Stock Markets January 28, 2026

Wall Street Futures Slip After Fed Pause; Big Tech Earnings Drive Mixed After-Hours Moves

Markets tread cautiously as Fed holds rates, Microsoft retreats on AI-driven margin concerns while Meta and Tesla rally in extended trading

By Jordan Park META TSLA MSFT AAPL CAT
Wall Street Futures Slip After Fed Pause; Big Tech Earnings Drive Mixed After-Hours Moves
META TSLA MSFT AAPL CAT

U.S. equity futures edged lower Wednesday as investors absorbed a mixed slate of results from major technology firms and the Federal Reserve's decision to keep interest rates unchanged. Gains for Meta and Tesla in after-hours trading contrasted with a significant drop in Microsoft shares after the software giant flagged softer cloud growth and tighter near-term margins tied to AI spending. Traders are also bracing for upcoming reports from Apple, Caterpillar and Lockheed Martin.

Key Points

  • U.S. futures slipped: S&P 500 Futures -0.2% to 6,994.0, Nasdaq 100 Futures flat at 26,159.75, Dow Futures -0.3% at 49,019.0 (20:10 ET).
  • After-hours: Meta rose about 8% after forecasting Q1 revenue above expectations; Tesla climbed nearly 2% after beating Q4 estimates; Microsoft fell about 7% after reporting slower cloud growth and softer operating margin guidance tied to AI spending.
  • The Federal Reserve held rates at 3.50%–3.75%, pausing after three consecutive cuts and offering limited guidance on the timing of future rate reductions; markets are watching upcoming earnings from Apple, Caterpillar and Lockheed Martin.

U.S. stock futures declined modestly on Wednesday evening as market participants parsed uneven earnings from large technology companies and digested the Federal Reserve's latest policy decision, while positioning ahead of further high-profile corporate results.

By 20:10 ET (00:10 GMT), S&P 500 Futures were down about 0.2% at 6,994.0 points. Nasdaq 100 Futures were essentially flat at 26,159.75 points, and Dow Jones Futures traded roughly 0.3% lower at 49,019.0 points.


Market internals and after-hours movers

The main U.S. equity indexes finished the regular trading session largely composed.
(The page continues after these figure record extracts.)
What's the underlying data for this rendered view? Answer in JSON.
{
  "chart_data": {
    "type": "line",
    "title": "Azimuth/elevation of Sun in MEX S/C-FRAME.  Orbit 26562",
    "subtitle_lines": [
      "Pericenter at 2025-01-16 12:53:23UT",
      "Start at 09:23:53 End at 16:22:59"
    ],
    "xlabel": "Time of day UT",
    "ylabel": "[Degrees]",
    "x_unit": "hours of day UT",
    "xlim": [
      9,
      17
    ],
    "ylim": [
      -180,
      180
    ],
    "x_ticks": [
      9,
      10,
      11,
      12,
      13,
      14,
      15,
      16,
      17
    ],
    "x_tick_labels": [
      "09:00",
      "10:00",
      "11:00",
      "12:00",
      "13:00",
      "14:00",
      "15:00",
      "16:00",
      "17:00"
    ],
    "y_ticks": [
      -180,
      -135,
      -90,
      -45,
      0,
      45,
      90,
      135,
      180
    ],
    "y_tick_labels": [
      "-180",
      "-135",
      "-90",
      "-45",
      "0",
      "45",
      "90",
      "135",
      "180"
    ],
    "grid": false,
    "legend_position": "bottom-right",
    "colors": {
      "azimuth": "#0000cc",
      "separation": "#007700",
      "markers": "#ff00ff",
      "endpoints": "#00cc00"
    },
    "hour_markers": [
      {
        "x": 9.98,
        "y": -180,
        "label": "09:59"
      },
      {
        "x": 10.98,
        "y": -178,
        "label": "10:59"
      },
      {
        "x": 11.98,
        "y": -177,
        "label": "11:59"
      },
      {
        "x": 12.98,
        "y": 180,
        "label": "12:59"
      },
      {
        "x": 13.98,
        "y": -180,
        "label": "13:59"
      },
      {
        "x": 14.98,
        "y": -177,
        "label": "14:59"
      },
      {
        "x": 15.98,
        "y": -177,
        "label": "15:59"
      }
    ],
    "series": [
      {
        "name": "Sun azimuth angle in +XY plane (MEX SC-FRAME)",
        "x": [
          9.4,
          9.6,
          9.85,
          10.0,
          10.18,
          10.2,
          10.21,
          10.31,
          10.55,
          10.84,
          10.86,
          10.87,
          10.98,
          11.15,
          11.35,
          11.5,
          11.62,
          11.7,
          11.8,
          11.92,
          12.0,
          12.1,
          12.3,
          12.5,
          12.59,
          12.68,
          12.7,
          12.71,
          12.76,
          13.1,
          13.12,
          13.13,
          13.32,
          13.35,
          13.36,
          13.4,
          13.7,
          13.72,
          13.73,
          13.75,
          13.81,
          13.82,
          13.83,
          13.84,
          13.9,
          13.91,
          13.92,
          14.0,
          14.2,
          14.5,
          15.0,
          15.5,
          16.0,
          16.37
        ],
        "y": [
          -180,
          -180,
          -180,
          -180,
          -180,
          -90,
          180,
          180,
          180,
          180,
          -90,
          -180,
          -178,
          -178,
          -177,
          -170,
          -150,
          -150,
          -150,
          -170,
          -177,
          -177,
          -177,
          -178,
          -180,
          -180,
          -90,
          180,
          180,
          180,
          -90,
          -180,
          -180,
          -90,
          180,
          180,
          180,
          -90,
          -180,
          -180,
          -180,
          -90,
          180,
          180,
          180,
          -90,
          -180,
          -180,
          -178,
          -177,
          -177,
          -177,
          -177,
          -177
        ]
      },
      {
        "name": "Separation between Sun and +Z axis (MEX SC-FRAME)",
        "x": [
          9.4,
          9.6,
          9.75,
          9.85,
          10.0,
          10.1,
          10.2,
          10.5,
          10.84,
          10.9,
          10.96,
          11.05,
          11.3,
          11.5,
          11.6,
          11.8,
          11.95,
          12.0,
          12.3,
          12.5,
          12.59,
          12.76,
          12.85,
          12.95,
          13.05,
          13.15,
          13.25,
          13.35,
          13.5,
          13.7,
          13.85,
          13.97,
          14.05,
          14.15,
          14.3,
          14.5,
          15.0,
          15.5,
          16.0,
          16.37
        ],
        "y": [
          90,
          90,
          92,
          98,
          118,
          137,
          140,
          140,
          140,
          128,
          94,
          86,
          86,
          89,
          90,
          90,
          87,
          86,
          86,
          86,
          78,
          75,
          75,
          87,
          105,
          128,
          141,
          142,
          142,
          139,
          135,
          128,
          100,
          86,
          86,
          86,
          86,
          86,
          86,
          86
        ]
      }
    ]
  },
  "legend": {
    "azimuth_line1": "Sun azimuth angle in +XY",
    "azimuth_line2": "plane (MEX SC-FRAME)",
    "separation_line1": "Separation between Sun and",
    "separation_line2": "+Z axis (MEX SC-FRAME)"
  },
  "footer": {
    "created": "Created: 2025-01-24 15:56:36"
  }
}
The S&P 500 closed roughly unchanged and remained near record levels, while both the Dow Jones Industrial Average and the NASDAQ Composite posted small gains.

In extended trading, several heavyweight technology names produced divergent moves. Meta Platforms Inc saw its shares jump roughly 8% after the company issued a revenue projection for the first quarter that exceeded market expectations, citing resilient advertising demand and rising returns from investments in artificial intelligence.

Tesla Inc shares rose nearly 2% in after-hours trade after the electric-vehicle manufacturer reported fourth-quarter results that beat analysts' estimates.

Conversely, Microsoft Corporation slipped about 7% in after-hours trading. The company reported slower growth in its cloud business for the fiscal second quarter and provided guidance that left operating margins for the current quarter softer than analysts had expected. Management framed the weaker near-term margin outlook as reflective of elevated cost pressures associated with substantial AI-related spending.


Federal Reserve decision and market outlook

On the policy front, the Federal Reserve held its target rate steady at 3.50%–3.75%, as broadly anticipated. The decision marked a pause following three consecutive cuts.

In its accompanying statement, the Fed highlighted that inflation remains elevated, while economic growth is solid and the labor market appears to be stabilizing. The communication offered little explicit guidance on the timing of future rate reductions.

Market participants continue to price in the possibility of two additional cuts later in the year, but officials did not provide a clear signal about near-term easing. The policy release also reflected a split among voting members, with some policymakers dissenting in favor of lower rates.


Corporate calendar and what traders are watching next

Attention now turns to forthcoming earnings reports from Apple Inc, Caterpillar Inc, and Lockheed Martin, scheduled later this week. Apple's results are drawing particular scrutiny amid concerns about cost pressures, while the industrial and defense names will be closely watched for indications of cyclical demand trends.

With these corporate updates approaching, investors are balancing company-specific earnings signals - notably the mixed technology results tied to advertising and AI investment returns - against the Fed's cautious tone on future rate moves.


Bottom line

Markets are exhibiting caution after a Fed pause and a set of major tech earnings that painted a nuanced picture: robust revenue momentum for some firms contrasted with margin pressure tied to heavy AI-related expenditures for others. Traders will be looking to incoming corporate reports later this week for additional directional cues.

Risks

  • Uncertainty over the timing of Fed rate cuts - could affect interest-rate-sensitive sectors such as tech and industrials.
  • Near-term margin pressure at large tech companies due to elevated AI spending - impacts software and cloud services providers.
  • Corporate cost pressures, particularly at Apple, which could signal broader implications for consumer tech margins and demand.